Lifestyle

This B’way vet knows where to find the best BBQ in Harlem

It’s the odd Broadway season that doesn’t include Terrence Mann. After star turns in “Cats,” “Les Misérables” and “Beauty and the Beast,” he’s now in “Tuck Everlasting,” which opened this week. The 64-year-old tells BARBARA HOFFMAN where you’ll find him during the rare times he’s neither onstage nor at home in Harlem with his wife, Charlotte d’Amboise, and their two daughters.

On weekends, Terrence Mann indulges in Southern food.Harel Rintzler/PatrickMcMullan.com

We usually eat within a four-block radius. There’s a neighborhood restaurant called Lido we like very much.
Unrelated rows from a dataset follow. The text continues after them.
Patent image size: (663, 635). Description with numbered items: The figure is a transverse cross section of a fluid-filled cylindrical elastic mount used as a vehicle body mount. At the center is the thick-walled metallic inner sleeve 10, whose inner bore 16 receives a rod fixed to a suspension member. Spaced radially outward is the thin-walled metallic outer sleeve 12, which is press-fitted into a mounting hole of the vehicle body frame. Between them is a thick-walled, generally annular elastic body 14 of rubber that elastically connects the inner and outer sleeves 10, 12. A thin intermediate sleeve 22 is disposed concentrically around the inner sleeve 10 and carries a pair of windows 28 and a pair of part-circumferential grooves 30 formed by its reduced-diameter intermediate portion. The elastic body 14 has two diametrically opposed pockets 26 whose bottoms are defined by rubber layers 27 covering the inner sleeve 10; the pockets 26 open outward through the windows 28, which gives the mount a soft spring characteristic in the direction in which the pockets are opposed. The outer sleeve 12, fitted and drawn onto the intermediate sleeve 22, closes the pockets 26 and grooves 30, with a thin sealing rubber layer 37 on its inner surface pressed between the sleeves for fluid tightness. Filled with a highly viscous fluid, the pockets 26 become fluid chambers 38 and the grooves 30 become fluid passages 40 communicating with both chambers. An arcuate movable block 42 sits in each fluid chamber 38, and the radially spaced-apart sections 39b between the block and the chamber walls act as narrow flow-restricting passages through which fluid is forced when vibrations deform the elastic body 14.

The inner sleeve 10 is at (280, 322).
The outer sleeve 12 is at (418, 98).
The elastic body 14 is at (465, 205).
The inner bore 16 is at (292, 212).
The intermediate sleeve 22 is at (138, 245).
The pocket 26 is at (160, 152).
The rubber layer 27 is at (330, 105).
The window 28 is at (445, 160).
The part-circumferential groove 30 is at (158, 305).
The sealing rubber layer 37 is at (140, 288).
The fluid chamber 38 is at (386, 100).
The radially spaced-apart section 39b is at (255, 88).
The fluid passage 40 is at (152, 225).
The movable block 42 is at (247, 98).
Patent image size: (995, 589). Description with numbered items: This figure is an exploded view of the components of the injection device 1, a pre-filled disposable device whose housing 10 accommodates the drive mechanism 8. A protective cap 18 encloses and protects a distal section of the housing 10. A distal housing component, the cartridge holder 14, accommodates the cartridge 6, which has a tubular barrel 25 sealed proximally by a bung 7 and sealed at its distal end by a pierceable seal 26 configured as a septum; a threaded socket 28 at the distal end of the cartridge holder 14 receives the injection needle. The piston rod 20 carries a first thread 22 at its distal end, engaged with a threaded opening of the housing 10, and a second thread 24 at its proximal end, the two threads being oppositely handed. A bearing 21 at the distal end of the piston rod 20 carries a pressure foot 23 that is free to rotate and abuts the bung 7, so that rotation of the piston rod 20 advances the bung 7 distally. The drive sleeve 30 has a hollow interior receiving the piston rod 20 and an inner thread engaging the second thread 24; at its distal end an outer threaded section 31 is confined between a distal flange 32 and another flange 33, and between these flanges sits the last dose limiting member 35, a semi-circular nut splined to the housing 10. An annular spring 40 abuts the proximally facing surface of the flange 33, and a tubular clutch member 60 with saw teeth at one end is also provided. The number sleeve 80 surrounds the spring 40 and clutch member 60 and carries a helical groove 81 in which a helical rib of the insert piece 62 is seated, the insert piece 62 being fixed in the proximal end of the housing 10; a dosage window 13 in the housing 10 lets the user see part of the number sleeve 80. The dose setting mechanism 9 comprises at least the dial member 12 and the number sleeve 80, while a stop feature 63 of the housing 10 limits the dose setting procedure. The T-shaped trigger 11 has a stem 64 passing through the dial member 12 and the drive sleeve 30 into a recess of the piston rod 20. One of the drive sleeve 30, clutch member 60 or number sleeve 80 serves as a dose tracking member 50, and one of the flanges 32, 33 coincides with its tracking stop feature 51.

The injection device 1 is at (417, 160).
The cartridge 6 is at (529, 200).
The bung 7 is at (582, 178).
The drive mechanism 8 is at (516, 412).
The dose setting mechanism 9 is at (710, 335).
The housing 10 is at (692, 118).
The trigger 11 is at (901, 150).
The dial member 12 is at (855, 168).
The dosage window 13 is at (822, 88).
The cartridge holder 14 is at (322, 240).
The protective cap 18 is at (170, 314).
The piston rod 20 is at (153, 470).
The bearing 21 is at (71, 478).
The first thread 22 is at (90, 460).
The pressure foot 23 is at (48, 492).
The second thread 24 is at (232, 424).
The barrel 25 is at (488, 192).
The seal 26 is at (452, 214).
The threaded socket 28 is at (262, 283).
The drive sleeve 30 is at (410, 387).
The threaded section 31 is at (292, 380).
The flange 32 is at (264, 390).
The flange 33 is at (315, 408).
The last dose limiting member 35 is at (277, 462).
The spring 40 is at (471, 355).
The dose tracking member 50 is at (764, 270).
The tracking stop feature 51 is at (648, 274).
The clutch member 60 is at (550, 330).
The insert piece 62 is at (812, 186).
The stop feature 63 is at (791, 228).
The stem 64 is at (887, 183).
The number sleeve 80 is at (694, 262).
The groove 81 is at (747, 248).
There are French doors that open out onto the street, and the spaghettini arrabiata is really good — and really spicy! There’s another place called Blujeen that serves stuff in little bitty cast-iron skillets — ribs and collard greens and all manner of rice. I’ve lived in Kentucky and North Carolina, and everybody’s got their own way of doing ribs. Some are dry rub, some are wet. Here it’s dry rub and falling-off-the-bone delicious. And then there’s the Cecil. The guy who runs it is Alexander Smalls, and we both went to the [University of] North Carolina School of the Arts, where he studied opera. He does a combination of Caribbean, African and low-Southern cooking that’s extraordinary!

My favorite museum is the Frick. Harry Groener, Héctor Mercado and I shared a dressing room when we were doing “Cats” in 1982, and we wanted to have a civilized excursion on our day off. So the three of us dressed up in suits and trench coats, and the first place we went to was the Frick. I couldn’t believe that all the paintings and furnishings I’d studied in history books were in this one private collection.

We used to take the kids to the Big Apple Circus, but now that they’re 12 and 13 they see the shows Charlotte and I are in. They saw “Tuck” on opening night. They also saw the first preview. I asked them what they thought then, and they said, “It’s better than it was in Atlanta!” — which is all you can hope for.